Blood. 2005 Nov 1;106(9):3183-90. doi: 10.1182/blood-2005-04-1399. Epub 2005 Jul 26.
Gene-expression profiling has identified 3 major subgroups of diffuse large B-cell lymphoma (DLBCL): germinal center B-cell-like (GCB), activated B-cell-like (ABC), and primary mediastinal DLBCL (PMBCL). Using comparative genomic hybridization (CGH), we investigated the genetic alterations of 224 cases of untreated DLBCL (87 GCB-DLBCL, 77 ABC-DLBCL, 19 PMBCL, and 41 unclassified DLBCL) previously characterized by gene-expression profiling. The DLBCL subgroups differed significantly in the frequency of particular chromosomal aberrations. ABC-DLBCL had frequent trisomy 3, gains of 3q and 18q21-q22, and losses of 6q21-q22, whereas GCB-DLBCL had frequent gains of 12q12, and PMBCL had gains of 9p21-pter and 2p14-p16. Parallel analysis of CGH alterations, locus-specific gene-expression profiles, and global gene-expression signatures revealed that DNA amplifications and gains had a substantial impact on the expression of genes in the involved chromosomal regions, and some genes were overexpressed in a DLBCL subgroup-specific fashion. Unexpectedly, specific chromosomal alterations were associated with significant changes in gene-expression signatures that reflect various aspects of lymphoma cell biology as well as the host response to the lymphoma. In addition, gains involving the chromosomal region 3p11-p12 provided prognostic information that was statistically independent of the previously defined gene-expression-based survival model, thereby improving its predictive power.

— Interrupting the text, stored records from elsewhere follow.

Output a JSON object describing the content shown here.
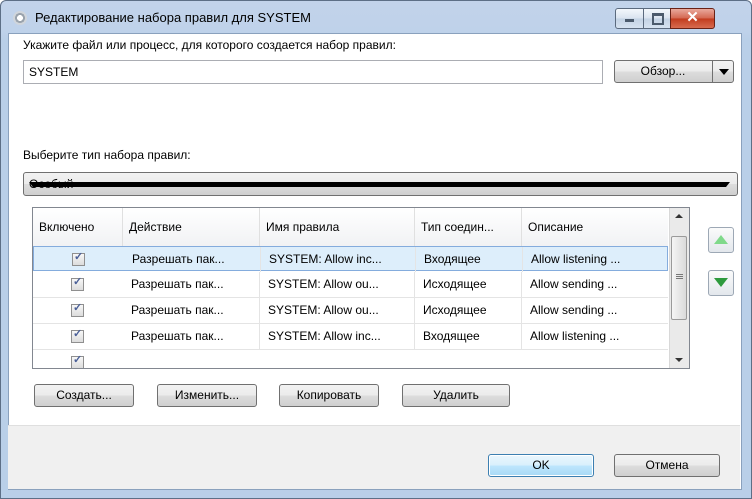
{
  "window": {
    "title": "Редактирование набора правил для SYSTEM",
    "close_glyph": "✕"
  },
  "file_section": {
    "label": "Укажите файл или процесс, для которого создается набор правил:",
    "value": "SYSTEM",
    "browse_label": "Обзор..."
  },
  "type_section": {
    "label": "Выберите тип набора правил:",
    "selected": "Особый"
  },
  "table": {
    "columns": [
      "Включено",
      "Действие",
      "Имя правила",
      "Тип соедин...",
      "Описание"
    ],
    "rows": [
      {
        "enabled": true,
        "action": "Разрешать пак...",
        "name": "SYSTEM: Allow inc...",
        "type": "Входящее",
        "description": "Allow listening ..."
      },
      {
        "enabled": true,
        "action": "Разрешать пак...",
        "name": "SYSTEM: Allow ou...",
        "type": "Исходящее",
        "description": "Allow sending ..."
      },
      {
        "enabled": true,
        "action": "Разрешать пак...",
        "name": "SYSTEM: Allow ou...",
        "type": "Исходящее",
        "description": "Allow sending ..."
      },
      {
        "enabled": true,
        "action": "Разрешать пак...",
        "name": "SYSTEM: Allow inc...",
        "type": "Входящее",
        "description": "Allow listening ..."
      }
    ]
  },
  "actions": {
    "create": "Создать...",
    "edit": "Изменить...",
    "copy": "Копировать",
    "delete": "Удалить"
  },
  "footer": {
    "ok": "OK",
    "cancel": "Отмена"
  },
  "colors": {
    "titlebar": "#bfd2ea",
    "close_button": "#c23b1d",
    "selected_row": "#ddeefb",
    "move_up_arrow": "#7fd98a",
    "move_down_arrow": "#2e9a3d"
  }
}
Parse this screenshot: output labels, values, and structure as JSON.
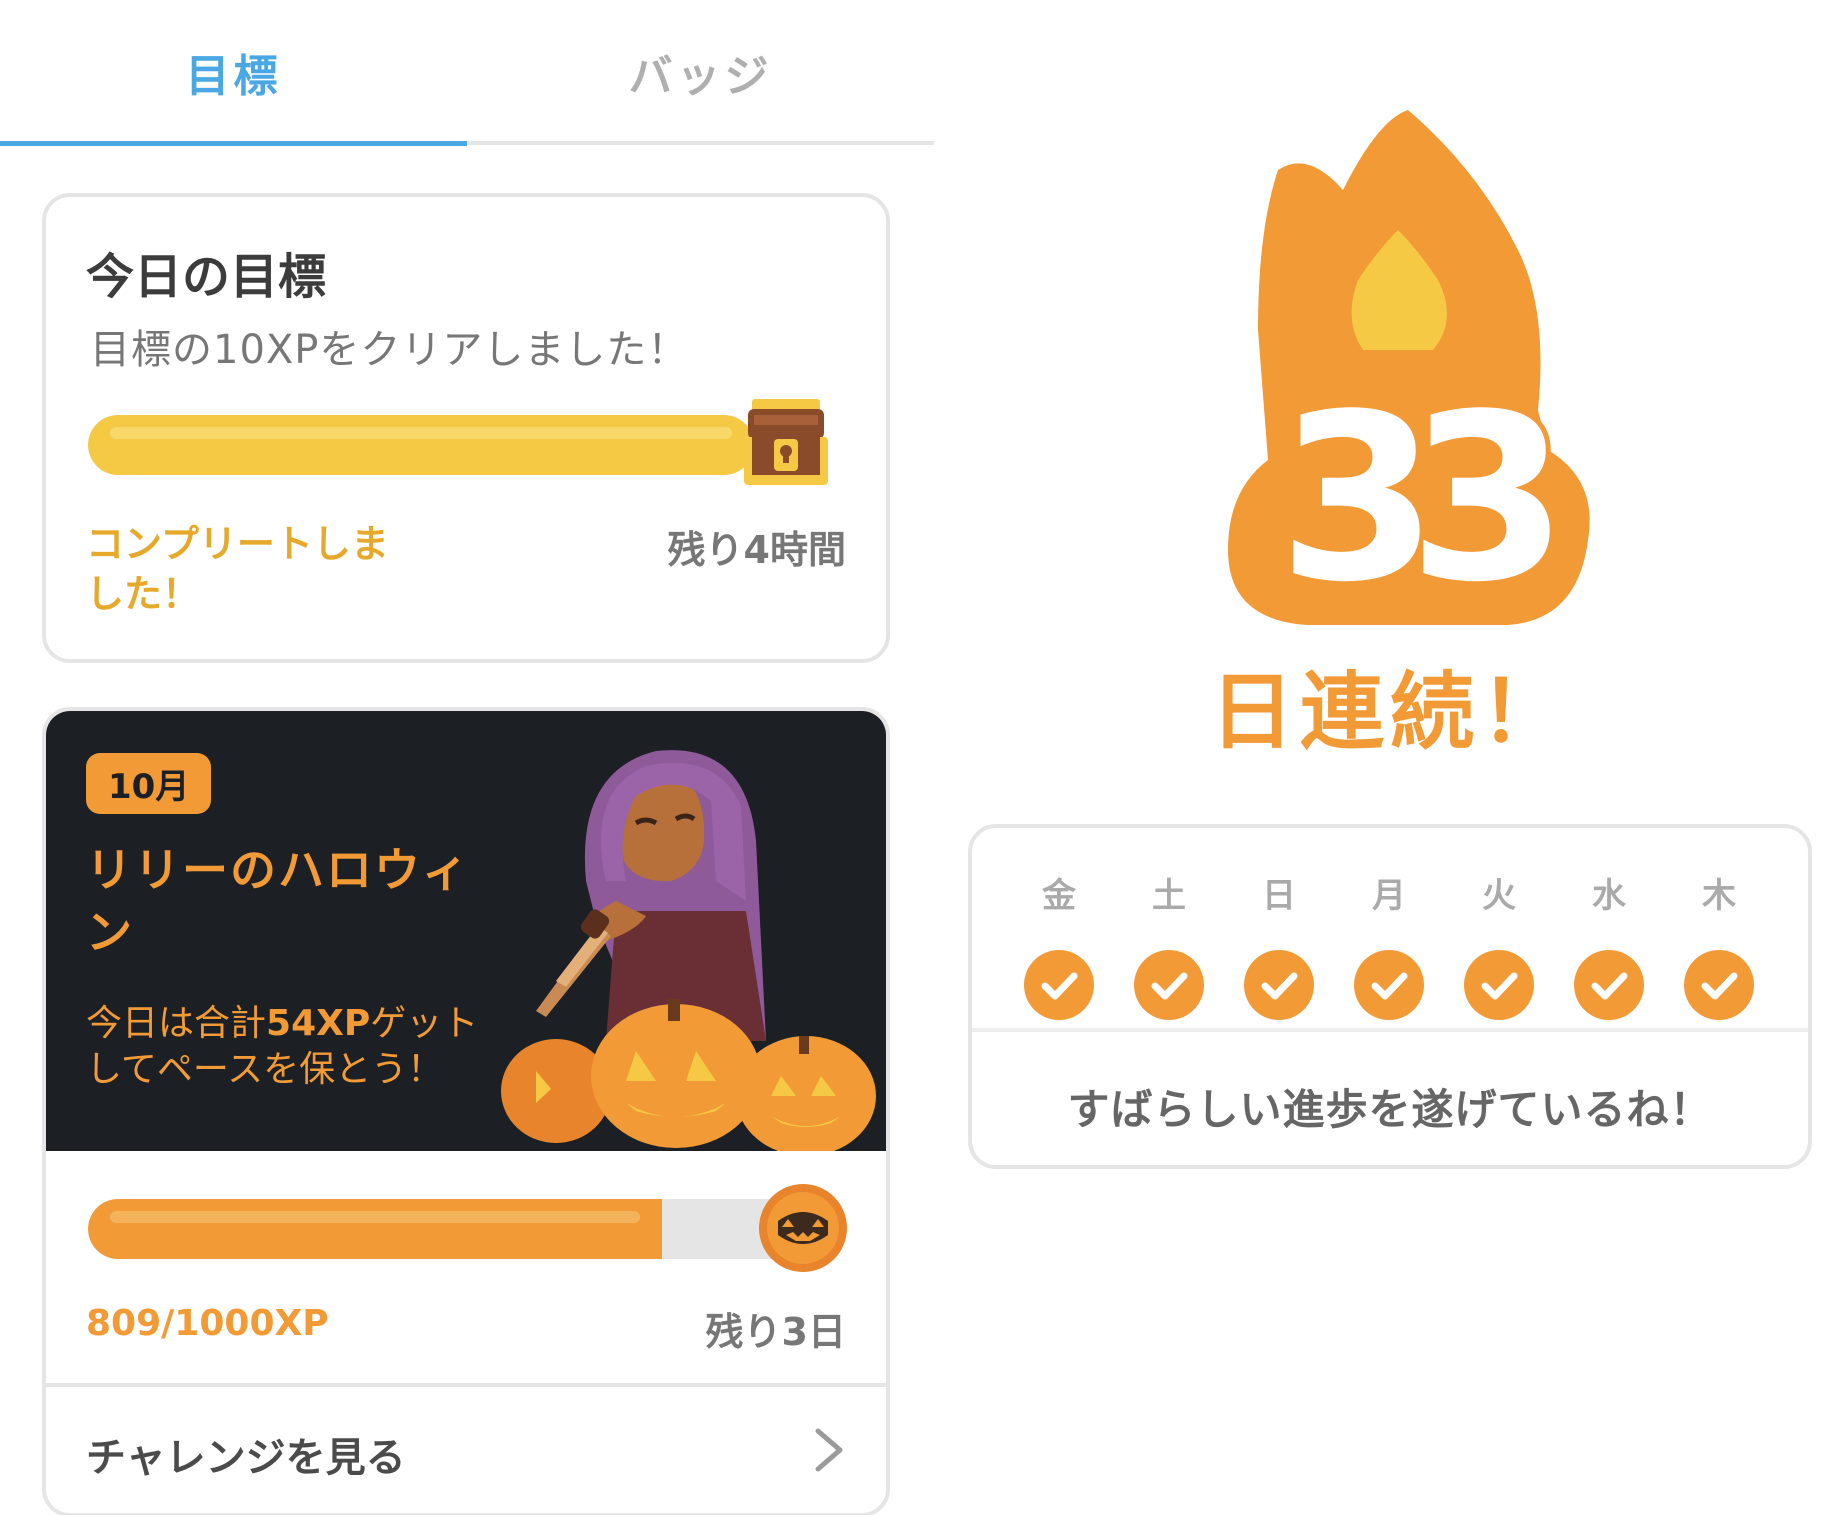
{
  "tabs": [
    {
      "label": "目標",
      "active": true
    },
    {
      "label": "バッジ",
      "active": false
    }
  ],
  "daily_goal": {
    "title": "今日の目標",
    "subtitle": "目標の10XPをクリアしました！",
    "progress": 1.0,
    "status": "コンプリートしました！",
    "remaining": "残り4時間",
    "reward_icon": "treasure-chest-icon",
    "bar_color": "#f6c944"
  },
  "challenge": {
    "month_badge": "10月",
    "title": "リリーのハロウィン",
    "desc_prefix": "今日は合計",
    "desc_highlight": "54XP",
    "desc_suffix": "ゲットしてペースを保とう！",
    "progress": 0.809,
    "progress_text": "809/1000XP",
    "remaining": "残り3日",
    "link_label": "チャレンジを見る",
    "coin_icon": "jack-o-lantern-coin-icon",
    "accent_color": "#f19a36"
  },
  "streak": {
    "count": "33",
    "label": "日連続！",
    "flame_color": "#f19a36",
    "days": [
      {
        "label": "金",
        "done": true
      },
      {
        "label": "土",
        "done": true
      },
      {
        "label": "日",
        "done": true
      },
      {
        "label": "月",
        "done": true
      },
      {
        "label": "火",
        "done": true
      },
      {
        "label": "水",
        "done": true
      },
      {
        "label": "木",
        "done": true
      }
    ],
    "message": "すばらしい進歩を遂げているね！"
  }
}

基因表达谱分析已确定弥漫性大B细胞淋巴瘤(DLBCL)的3个主要亚组:生发中心B细胞样(GCB)、活化B细胞样(ABC)和原发性纵隔DLBCL(PMBCL)。我们使用比较基因组杂交(CGH)技术,研究了224例未经治疗的DLBCL(87例GCB-DLBCL、77例ABC-DLBCL、19例PMBCL和41例未分类DLBCL)的基因改变,这些病例先前已通过基因表达谱分析进行了特征描述。DLBCL亚组在特定染色体畸变的频率上有显著差异。ABC-DLBCL常见三体3、3q和18q21-q22增益以及6q21-q22缺失,而GCB-DLBCL常见12q12增益,PMBCL常见9p21-pter和2p14-p16增益。对CGH改变、基因座特异性基因表达谱和全基因组表达特征的平行分析表明,DNA扩增和增益对所涉及染色体区域的基因表达有重大影响,并且一些基因以DLBCL亚组特异性方式过表达。出乎意料的是,特定的染色体改变与基因表达特征的显著变化相关,这些变化反映了淋巴瘤细胞生物学的各个方面以及宿主对淋巴瘤的反应。此外,涉及染色体区域3p11-p12的增益提供了预后信息,该信息在统计学上独立于先前定义的基于基因表达的生存模型,从而提高了其预测能力。